Title Dynamics of the ice cap on King George Island, Antarctica; field measurements and numerical simulations
Author Rückamp, M.; Blindow, N.; Suckro, S.K.; Braun, M.; Humbert, A.
Author Affil Rückamp, M., University of Münster, Institute of Geophysics, Munster, Federal Republic of Germany. Other: University of Bonn, Federal Republic of Germany; University of Hamburg, Federal Republic of Germany
Source Glaciology in the International Polar Year, prefaced by G.H. Gudmundsson. Annals of Glaciology, 51(55), p.80-90, . Publisher: International Glaciological Society, Cambridge, United Kingdom. ISSN: 0260- 3055
Publication Date 2010
Notes In English. Includes appendix. 27 refs. CRREL Acc.

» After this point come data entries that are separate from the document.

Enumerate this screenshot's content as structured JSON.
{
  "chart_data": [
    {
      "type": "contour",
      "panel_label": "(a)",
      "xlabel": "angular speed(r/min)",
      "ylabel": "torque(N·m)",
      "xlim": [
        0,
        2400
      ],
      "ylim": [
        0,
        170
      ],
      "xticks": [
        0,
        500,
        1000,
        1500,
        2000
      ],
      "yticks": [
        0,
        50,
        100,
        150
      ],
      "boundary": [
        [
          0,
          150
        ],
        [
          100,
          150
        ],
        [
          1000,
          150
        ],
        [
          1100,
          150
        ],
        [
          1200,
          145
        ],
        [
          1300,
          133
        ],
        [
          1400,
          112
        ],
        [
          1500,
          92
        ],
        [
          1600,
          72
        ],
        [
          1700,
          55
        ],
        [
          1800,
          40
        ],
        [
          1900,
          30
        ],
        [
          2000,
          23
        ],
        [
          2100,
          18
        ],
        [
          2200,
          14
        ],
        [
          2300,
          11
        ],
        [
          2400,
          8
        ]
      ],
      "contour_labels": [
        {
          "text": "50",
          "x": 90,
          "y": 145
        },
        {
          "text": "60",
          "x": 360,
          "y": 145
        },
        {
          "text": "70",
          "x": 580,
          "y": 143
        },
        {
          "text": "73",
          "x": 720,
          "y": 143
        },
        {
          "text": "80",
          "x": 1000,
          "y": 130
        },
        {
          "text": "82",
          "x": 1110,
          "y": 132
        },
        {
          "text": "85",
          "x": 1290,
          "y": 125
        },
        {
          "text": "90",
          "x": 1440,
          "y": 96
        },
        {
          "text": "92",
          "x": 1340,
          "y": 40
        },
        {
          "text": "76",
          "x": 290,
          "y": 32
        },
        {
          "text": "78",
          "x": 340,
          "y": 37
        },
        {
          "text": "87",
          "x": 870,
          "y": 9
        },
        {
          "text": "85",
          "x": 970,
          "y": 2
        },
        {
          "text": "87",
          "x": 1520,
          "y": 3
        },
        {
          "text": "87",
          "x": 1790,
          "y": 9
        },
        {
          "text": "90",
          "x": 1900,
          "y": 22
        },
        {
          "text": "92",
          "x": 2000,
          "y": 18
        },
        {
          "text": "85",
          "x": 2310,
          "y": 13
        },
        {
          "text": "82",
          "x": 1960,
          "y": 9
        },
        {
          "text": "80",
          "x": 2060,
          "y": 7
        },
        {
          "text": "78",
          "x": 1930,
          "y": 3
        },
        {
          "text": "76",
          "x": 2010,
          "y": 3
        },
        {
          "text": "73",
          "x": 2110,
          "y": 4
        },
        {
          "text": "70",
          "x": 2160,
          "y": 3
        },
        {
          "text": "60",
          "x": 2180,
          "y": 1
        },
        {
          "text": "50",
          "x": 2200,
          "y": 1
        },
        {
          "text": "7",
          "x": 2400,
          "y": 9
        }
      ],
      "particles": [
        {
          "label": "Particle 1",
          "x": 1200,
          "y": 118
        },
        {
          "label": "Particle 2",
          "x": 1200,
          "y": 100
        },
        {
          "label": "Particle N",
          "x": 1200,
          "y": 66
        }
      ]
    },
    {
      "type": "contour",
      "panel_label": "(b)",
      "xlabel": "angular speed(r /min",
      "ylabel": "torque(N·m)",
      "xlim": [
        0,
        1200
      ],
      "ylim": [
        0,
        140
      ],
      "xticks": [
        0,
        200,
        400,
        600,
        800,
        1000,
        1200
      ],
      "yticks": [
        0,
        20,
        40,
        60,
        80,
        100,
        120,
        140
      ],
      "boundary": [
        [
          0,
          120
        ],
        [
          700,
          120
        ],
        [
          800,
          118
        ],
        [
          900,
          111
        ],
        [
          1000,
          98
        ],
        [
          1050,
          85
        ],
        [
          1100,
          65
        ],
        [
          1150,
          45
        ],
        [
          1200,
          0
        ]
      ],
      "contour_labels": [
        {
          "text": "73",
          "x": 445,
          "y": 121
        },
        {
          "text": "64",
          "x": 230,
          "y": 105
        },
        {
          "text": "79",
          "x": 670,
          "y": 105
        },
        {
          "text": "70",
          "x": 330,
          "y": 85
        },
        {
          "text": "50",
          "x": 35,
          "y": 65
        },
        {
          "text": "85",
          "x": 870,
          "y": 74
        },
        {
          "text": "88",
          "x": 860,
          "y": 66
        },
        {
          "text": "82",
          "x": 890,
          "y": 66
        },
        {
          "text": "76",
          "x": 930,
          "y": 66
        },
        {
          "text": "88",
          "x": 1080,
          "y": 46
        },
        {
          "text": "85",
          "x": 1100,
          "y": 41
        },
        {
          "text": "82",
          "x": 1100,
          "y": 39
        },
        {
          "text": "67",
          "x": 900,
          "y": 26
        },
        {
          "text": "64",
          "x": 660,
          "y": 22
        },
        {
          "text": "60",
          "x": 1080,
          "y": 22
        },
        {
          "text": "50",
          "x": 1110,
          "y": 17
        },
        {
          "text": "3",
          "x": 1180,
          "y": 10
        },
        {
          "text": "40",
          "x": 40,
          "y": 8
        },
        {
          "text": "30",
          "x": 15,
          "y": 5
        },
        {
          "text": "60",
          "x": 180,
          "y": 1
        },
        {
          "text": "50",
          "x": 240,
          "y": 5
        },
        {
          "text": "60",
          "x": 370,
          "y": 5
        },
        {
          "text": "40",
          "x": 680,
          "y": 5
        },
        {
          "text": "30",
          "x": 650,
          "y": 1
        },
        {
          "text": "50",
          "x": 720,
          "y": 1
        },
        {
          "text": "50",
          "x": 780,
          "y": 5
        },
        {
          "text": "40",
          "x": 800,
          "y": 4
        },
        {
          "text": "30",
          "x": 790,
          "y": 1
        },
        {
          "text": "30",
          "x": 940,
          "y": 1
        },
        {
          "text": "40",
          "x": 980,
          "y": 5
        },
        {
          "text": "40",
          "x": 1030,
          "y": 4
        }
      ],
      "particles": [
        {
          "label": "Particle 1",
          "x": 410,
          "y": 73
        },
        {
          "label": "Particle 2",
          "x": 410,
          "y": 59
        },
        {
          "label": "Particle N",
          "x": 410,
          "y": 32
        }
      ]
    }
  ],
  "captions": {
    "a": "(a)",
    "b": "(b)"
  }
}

No: 64004760
Index Terms climatic change; firn; geophysical surveys; glacial geology; glaciers; ice; glacier flow; meteorology; radar; surveys; temperature; weather observations; Antarctica- -Antarctic Peninsula; Antarctica--King George Island; air; Antarctic Peninsula; Antarctica; climate change; field studies; geophysical methods; ground-penetrating radar; ice caps; ice movement; International Polar Year 2007- 08; IPY 2007-08 Research Publications; King George Island; numerical models; radar methods; Scotia Sea Islands; South Shetland Islands; three-dimensional models
Abstract King George Island is located at the northern tip of the Antarctic Peninsula, which is influenced by maritime climate conditions. The observed mean annual air temperature at sea level is -2.4°C. Thus, the ice cap is regarded as sensitive to changing climatic conditions. Ground-penetrating radar surveys indicate a partly temperate ice cap with an extended water layer at the firn/ice transition of the up to 700 m high ice cap. Measured firn temperatures are close to 0°C at the higher elevations, and they differ considerably from the measured mean annual air temperature. The aim of this paper is to present ice-flow dynamics by means of observations and simulations of the flow velocities. During several field campaigns from 1997/98 to 2008/09, ice surface velocities were derived with repeated differential GPS measurements. Ice velocities vary from 0.7 m a-1 at the dome to 112.1 m a- 1 along steep slopes. For the western part of the ice cap a three-dimensional diagnostic full-Stokes model was applied to calculate ice flow. Parameters of the numerical model were identified with respect to measured ice surface velocities. The simulations indicate cold ice at higher elevations, while temperate ice at lower elevations is consistent with the observations.